Ciao a tutti! Oggi voglio parlarvi di un’avventura scientifica affascinante, un viaggio nel mondo dell’imaging molecolare che ci ha riservato delle sorprese inaspettate. Lavoriamo nel campo della diagnostica per immagini, cercando modi sempre più precisi per “vedere” dentro il corpo umano e capire come funzionano (o non funzionano) i nostri organi. Uno degli organi più complessi e vitali è sicuramente il fegato.

Perché studiare il fegato con nuove tecniche?

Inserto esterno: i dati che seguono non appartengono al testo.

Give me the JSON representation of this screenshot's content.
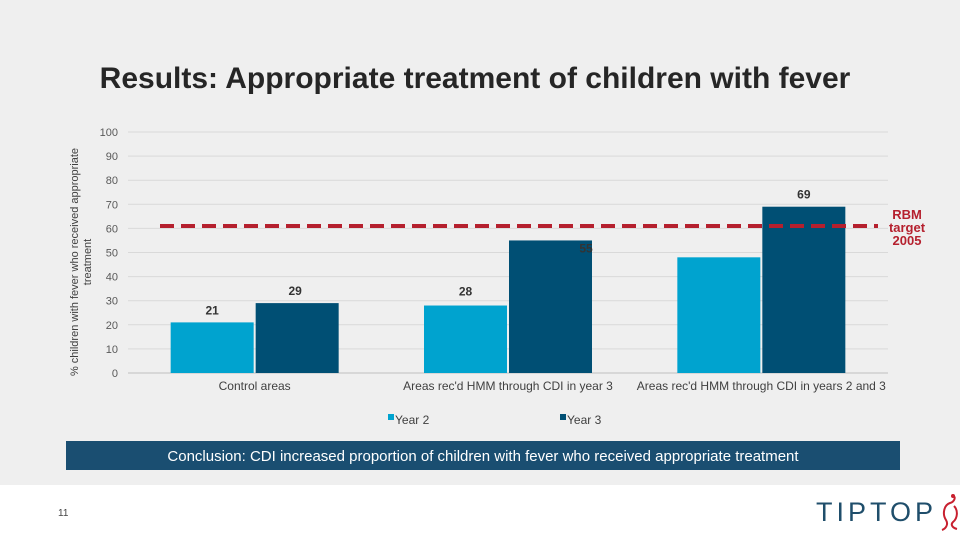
{
  "slide": {
    "title": "Results: Appropriate treatment of children with fever",
    "conclusion": "Conclusion: CDI increased proportion of children with fever who received appropriate treatment",
    "page_number": "11",
    "logo_text": "TIPTOP",
    "colors": {
      "background": "#efefef",
      "conclusion_bg": "#1a4e71",
      "logo_text": "#1f4e6b",
      "logo_mark": "#c8202f"
    }
  },
  "chart_data": {
    "type": "bar",
    "title": "",
    "xlabel": "",
    "ylabel": "% children with fever who received appropriate treatment",
    "ylim": [
      0,
      100
    ],
    "yticks": [
      0,
      10,
      20,
      30,
      40,
      50,
      60,
      70,
      80,
      90,
      100
    ],
    "grid": true,
    "categories": [
      "Control areas",
      "Areas rec'd HMM through CDI in year 3",
      "Areas rec'd HMM through CDI in years 2 and 3"
    ],
    "series": [
      {
        "name": "Year 2",
        "color": "#00a3cf",
        "values": [
          21,
          28,
          48
        ]
      },
      {
        "name": "Year 3",
        "color": "#004f74",
        "values": [
          29,
          55,
          69
        ]
      }
    ],
    "data_labels": [
      [
        "21",
        "28",
        "48"
      ],
      [
        "29",
        "55",
        "69"
      ]
    ],
    "reference_line": {
      "value": 61,
      "label": "RBM target 2005",
      "color": "#b5202e",
      "style": "dashed"
    },
    "legend_position": "bottom"
  }
}
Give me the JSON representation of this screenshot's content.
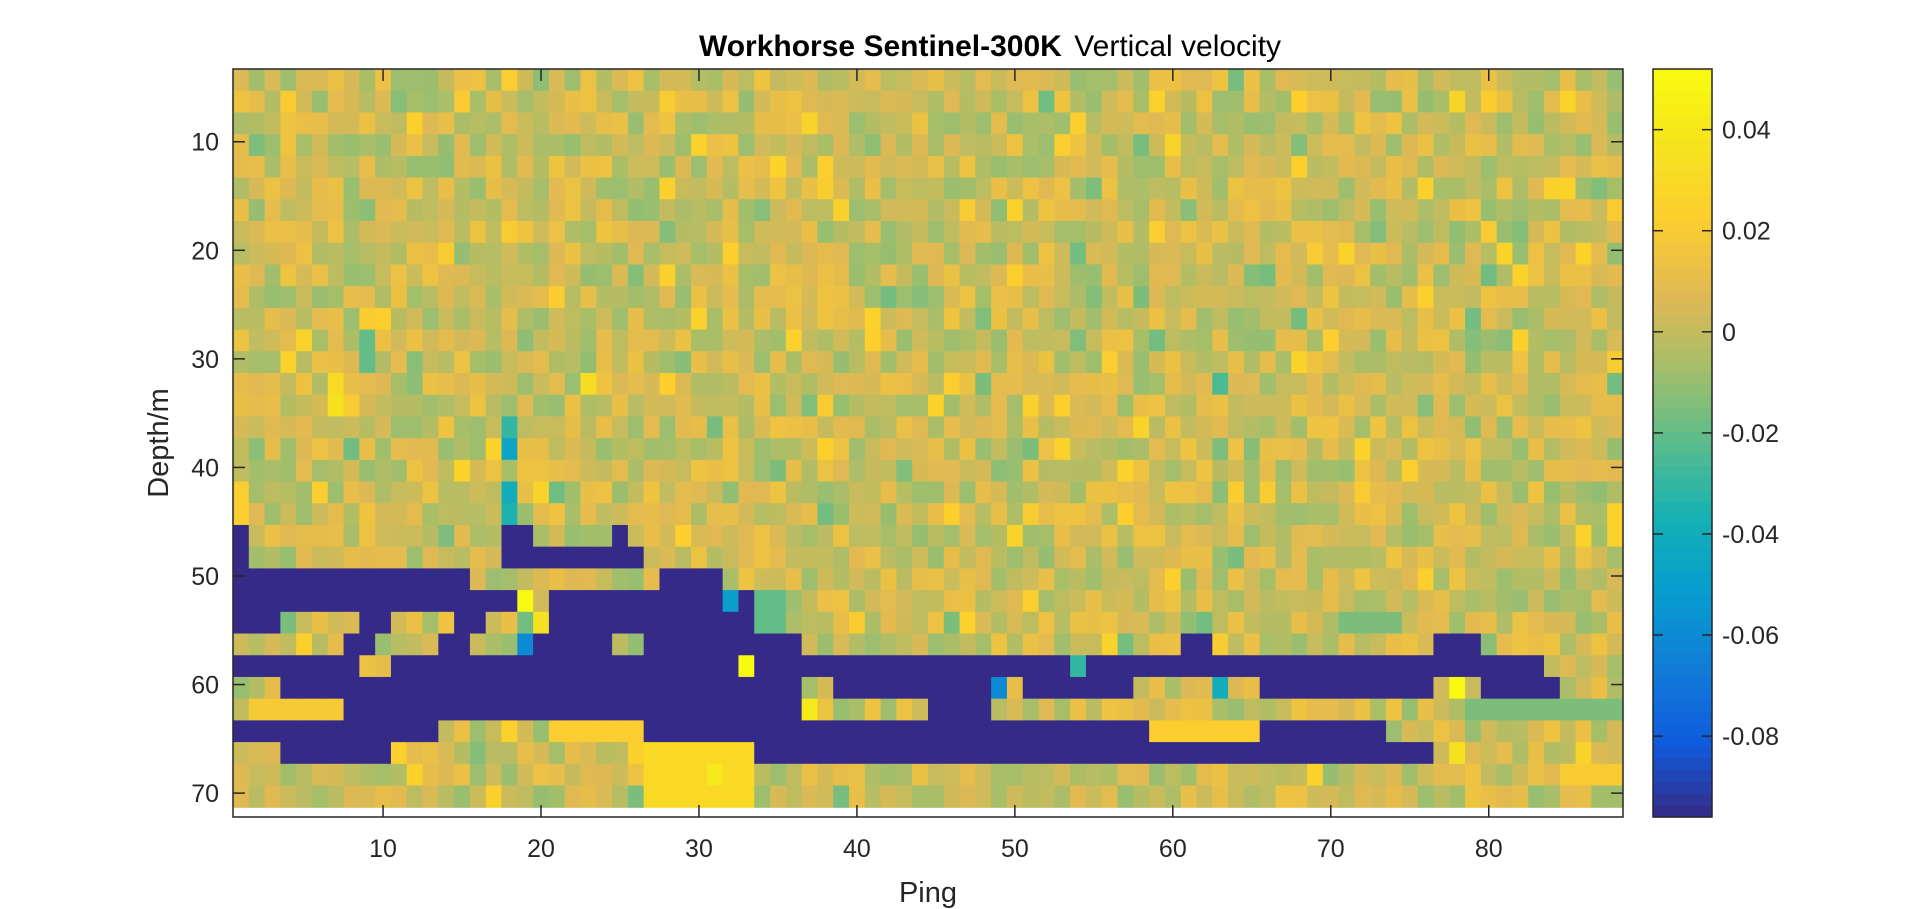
{
  "chart_data": {
    "type": "heatmap",
    "title_bold": "Workhorse Sentinel-300K",
    "title_rest": "Vertical velocity",
    "xlabel": "Ping",
    "ylabel": "Depth/m",
    "xlim": [
      0.5,
      88.5
    ],
    "ylim": [
      3.3,
      72.2
    ],
    "y_reversed": true,
    "x_ticks": [
      10,
      20,
      30,
      40,
      50,
      60,
      70,
      80
    ],
    "y_ticks": [
      10,
      20,
      30,
      40,
      50,
      60,
      70
    ],
    "colorbar": {
      "range": [
        -0.096,
        0.052
      ],
      "ticks": [
        -0.08,
        -0.06,
        -0.04,
        -0.02,
        0,
        0.02,
        0.04
      ],
      "tick_labels": [
        "-0.08",
        "-0.06",
        "-0.04",
        "-0.02",
        "0",
        "0.02",
        "0.04"
      ],
      "colormap": "parula"
    },
    "cells": {
      "pings": 88,
      "bin_size_m": 2,
      "first_bin_center_m": 4.3,
      "bins": 34,
      "background_value_range": [
        -0.01,
        0.015
      ],
      "masked_value": -0.096
    },
    "masked_regions": [
      {
        "pings": [
          1,
          1
        ],
        "depth_m": [
          46,
          50
        ]
      },
      {
        "pings": [
          1,
          15
        ],
        "depth_m": [
          50,
          52
        ]
      },
      {
        "pings": [
          1,
          18
        ],
        "depth_m": [
          52,
          54
        ]
      },
      {
        "pings": [
          1,
          3
        ],
        "depth_m": [
          54,
          56
        ]
      },
      {
        "pings": [
          9,
          10
        ],
        "depth_m": [
          54,
          56
        ]
      },
      {
        "pings": [
          15,
          16
        ],
        "depth_m": [
          54,
          56
        ]
      },
      {
        "pings": [
          8,
          9
        ],
        "depth_m": [
          56,
          58
        ]
      },
      {
        "pings": [
          14,
          15
        ],
        "depth_m": [
          56,
          58
        ]
      },
      {
        "pings": [
          18,
          19
        ],
        "depth_m": [
          46,
          48
        ]
      },
      {
        "pings": [
          18,
          26
        ],
        "depth_m": [
          48,
          50
        ]
      },
      {
        "pings": [
          25,
          25
        ],
        "depth_m": [
          46,
          48
        ]
      },
      {
        "pings": [
          21,
          26
        ],
        "depth_m": [
          52,
          56
        ]
      },
      {
        "pings": [
          28,
          31
        ],
        "depth_m": [
          50,
          52
        ]
      },
      {
        "pings": [
          27,
          33
        ],
        "depth_m": [
          52,
          56
        ]
      },
      {
        "pings": [
          20,
          24
        ],
        "depth_m": [
          56,
          58
        ]
      },
      {
        "pings": [
          27,
          36
        ],
        "depth_m": [
          56,
          58
        ]
      },
      {
        "pings": [
          1,
          8
        ],
        "depth_m": [
          58,
          60
        ]
      },
      {
        "pings": [
          11,
          83
        ],
        "depth_m": [
          58,
          60
        ]
      },
      {
        "pings": [
          61,
          62
        ],
        "depth_m": [
          56,
          58
        ]
      },
      {
        "pings": [
          77,
          79
        ],
        "depth_m": [
          56,
          58
        ]
      },
      {
        "pings": [
          4,
          36
        ],
        "depth_m": [
          60,
          62
        ]
      },
      {
        "pings": [
          39,
          49
        ],
        "depth_m": [
          60,
          62
        ]
      },
      {
        "pings": [
          51,
          57
        ],
        "depth_m": [
          60,
          62
        ]
      },
      {
        "pings": [
          66,
          76
        ],
        "depth_m": [
          60,
          62
        ]
      },
      {
        "pings": [
          80,
          84
        ],
        "depth_m": [
          60,
          62
        ]
      },
      {
        "pings": [
          8,
          36
        ],
        "depth_m": [
          62,
          64
        ]
      },
      {
        "pings": [
          45,
          48
        ],
        "depth_m": [
          62,
          64
        ]
      },
      {
        "pings": [
          1,
          13
        ],
        "depth_m": [
          64,
          66
        ]
      },
      {
        "pings": [
          27,
          58
        ],
        "depth_m": [
          64,
          66
        ]
      },
      {
        "pings": [
          66,
          73
        ],
        "depth_m": [
          64,
          66
        ]
      },
      {
        "pings": [
          4,
          10
        ],
        "depth_m": [
          66,
          68
        ]
      },
      {
        "pings": [
          34,
          76
        ],
        "depth_m": [
          66,
          68
        ]
      }
    ],
    "highlights": [
      {
        "ping": 7,
        "depth_m": 31.5,
        "value": 0.03
      },
      {
        "ping": 7,
        "depth_m": 33.5,
        "value": 0.035
      },
      {
        "ping": 9,
        "depth_m": 28.5,
        "value": -0.02
      },
      {
        "ping": 9,
        "depth_m": 30.5,
        "value": -0.02
      },
      {
        "ping": 23,
        "depth_m": 31.5,
        "value": 0.032
      },
      {
        "ping": 18,
        "depth_m": 35.5,
        "value": -0.03
      },
      {
        "ping": 18,
        "depth_m": 38.5,
        "value": -0.045
      },
      {
        "ping": 18,
        "depth_m": 41.5,
        "value": -0.04
      },
      {
        "ping": 18,
        "depth_m": 44.5,
        "value": -0.035
      },
      {
        "ping": 19,
        "depth_m": 52.5,
        "value": 0.05
      },
      {
        "ping": 20,
        "depth_m": 54.5,
        "value": 0.035
      },
      {
        "ping": 19,
        "depth_m": 56.5,
        "value": -0.06
      },
      {
        "ping": 32,
        "depth_m": 51.5,
        "value": -0.05
      },
      {
        "ping": 33,
        "depth_m": 58.5,
        "value": 0.05
      },
      {
        "ping": 49,
        "depth_m": 60.5,
        "value": -0.06
      },
      {
        "ping": 78,
        "depth_m": 60.5,
        "value": 0.05
      },
      {
        "ping": 63,
        "depth_m": 60.5,
        "value": -0.04
      },
      {
        "ping": 63,
        "depth_m": 31.5,
        "value": -0.025
      },
      {
        "ping": 54,
        "depth_m": 58.5,
        "value": -0.03
      },
      {
        "ping": 37,
        "depth_m": 62.5,
        "value": 0.04
      },
      {
        "ping": 31,
        "depth_m": 67.5,
        "value": 0.04
      },
      {
        "ping": 78,
        "depth_m": 66.5,
        "value": 0.035
      }
    ],
    "warm_patches": [
      {
        "pings": [
          27,
          33
        ],
        "depth_m": [
          66,
          72
        ],
        "value": 0.028
      },
      {
        "pings": [
          21,
          26
        ],
        "depth_m": [
          64,
          66
        ],
        "value": 0.026
      },
      {
        "pings": [
          59,
          65
        ],
        "depth_m": [
          64,
          66
        ],
        "value": 0.025
      },
      {
        "pings": [
          2,
          7
        ],
        "depth_m": [
          62,
          64
        ],
        "value": 0.025
      },
      {
        "pings": [
          85,
          88
        ],
        "depth_m": [
          68,
          70
        ],
        "value": 0.022
      }
    ],
    "cool_patches": [
      {
        "pings": [
          34,
          35
        ],
        "depth_m": [
          52,
          56
        ],
        "value": -0.02
      },
      {
        "pings": [
          71,
          74
        ],
        "depth_m": [
          54,
          56
        ],
        "value": -0.015
      },
      {
        "pings": [
          79,
          88
        ],
        "depth_m": [
          62,
          64
        ],
        "value": -0.015
      }
    ]
  }
}
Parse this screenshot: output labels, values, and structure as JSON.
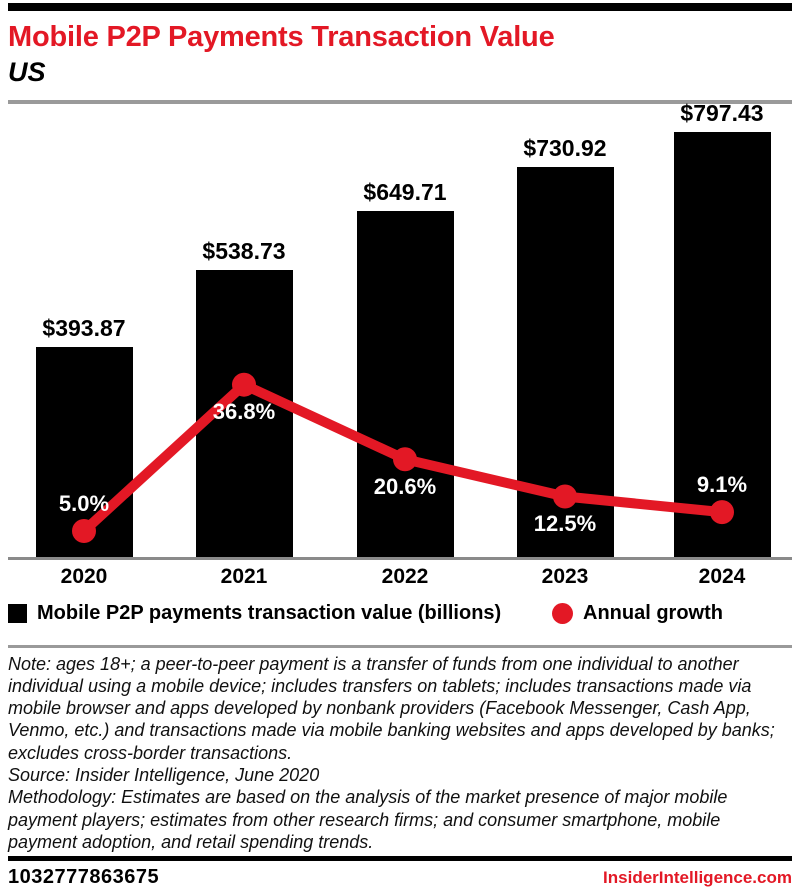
{
  "header": {
    "title": "Mobile P2P Payments Transaction Value",
    "subtitle": "US"
  },
  "chart_data": {
    "type": "bar",
    "combo": "bar+line",
    "title": "Mobile P2P Payments Transaction Value",
    "subtitle": "US",
    "categories": [
      "2020",
      "2021",
      "2022",
      "2023",
      "2024"
    ],
    "series": [
      {
        "name": "Mobile P2P payments transaction value (billions)",
        "type": "bar",
        "unit": "USD billions",
        "color": "#000000",
        "values": [
          393.87,
          538.73,
          649.71,
          730.92,
          797.43
        ],
        "labels": [
          "$393.87",
          "$538.73",
          "$649.71",
          "$730.92",
          "$797.43"
        ]
      },
      {
        "name": "Annual growth",
        "type": "line",
        "unit": "%",
        "color": "#e31825",
        "values": [
          5.0,
          36.8,
          20.6,
          12.5,
          9.1
        ],
        "labels": [
          "5.0%",
          "36.8%",
          "20.6%",
          "12.5%",
          "9.1%"
        ],
        "label_positions": [
          "above",
          "below",
          "below",
          "below",
          "above"
        ]
      }
    ],
    "xlabel": "",
    "ylabel": "",
    "bar_axis_range": [
      0,
      855
    ],
    "growth_axis_range": [
      0,
      40
    ],
    "grid": false,
    "legend_position": "bottom",
    "data_labels": true
  },
  "legend": {
    "bar_label": "Mobile P2P payments transaction value (billions)",
    "line_label": "Annual growth"
  },
  "footnotes": {
    "note": "Note: ages 18+; a peer-to-peer payment is a transfer of funds from one individual to another individual using a mobile device; includes transfers on tablets; includes transactions made via mobile browser and apps developed by nonbank providers (Facebook Messenger, Cash App, Venmo, etc.) and transactions made via mobile banking websites and apps developed by banks; excludes cross-border transactions.",
    "source": "Source: Insider Intelligence, June 2020",
    "methodology": "Methodology: Estimates are based on the analysis of the market presence of major mobile payment players; estimates from other research firms; and consumer smartphone, mobile payment adoption, and retail spending trends."
  },
  "footer": {
    "id": "1032777863675",
    "site": "InsiderIntelligence.com"
  },
  "theme": {
    "brand_red": "#e31825",
    "bar_black": "#000000",
    "rule_gray": "#9a9a9a"
  }
}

Il fegato è una vera e propria centrale chimica, essenziale per tantissime funzioni. Purtroppo, è anche soggetto a molte malattie, come la fibrosi, la cirrosi, la steatosi epatica (fegato grasso), che possono progredire silenziosamente. Riuscire a diagnosticare queste condizioni precocemente, magari misurando sottili cambiamenti nella sua funzionalità, sarebbe un passo avanti enorme.

Una delle funzioni chiave del fegato è la sua capacità di “pulire” il sangue, catturando specifiche sostanze e trasportandole nella bile per eliminarle. Questo processo avviene grazie a delle “porte” molecolari sulla superficie delle cellule epatiche, chiamate trasportatori (come gli OATP e MRP2). L’idea è: se riusciamo a misurare quanto velocemente una sostanza “visibile” con le tecniche di imaging entra ed esce dal fegato, possiamo avere una misura diretta della sua funzionalità.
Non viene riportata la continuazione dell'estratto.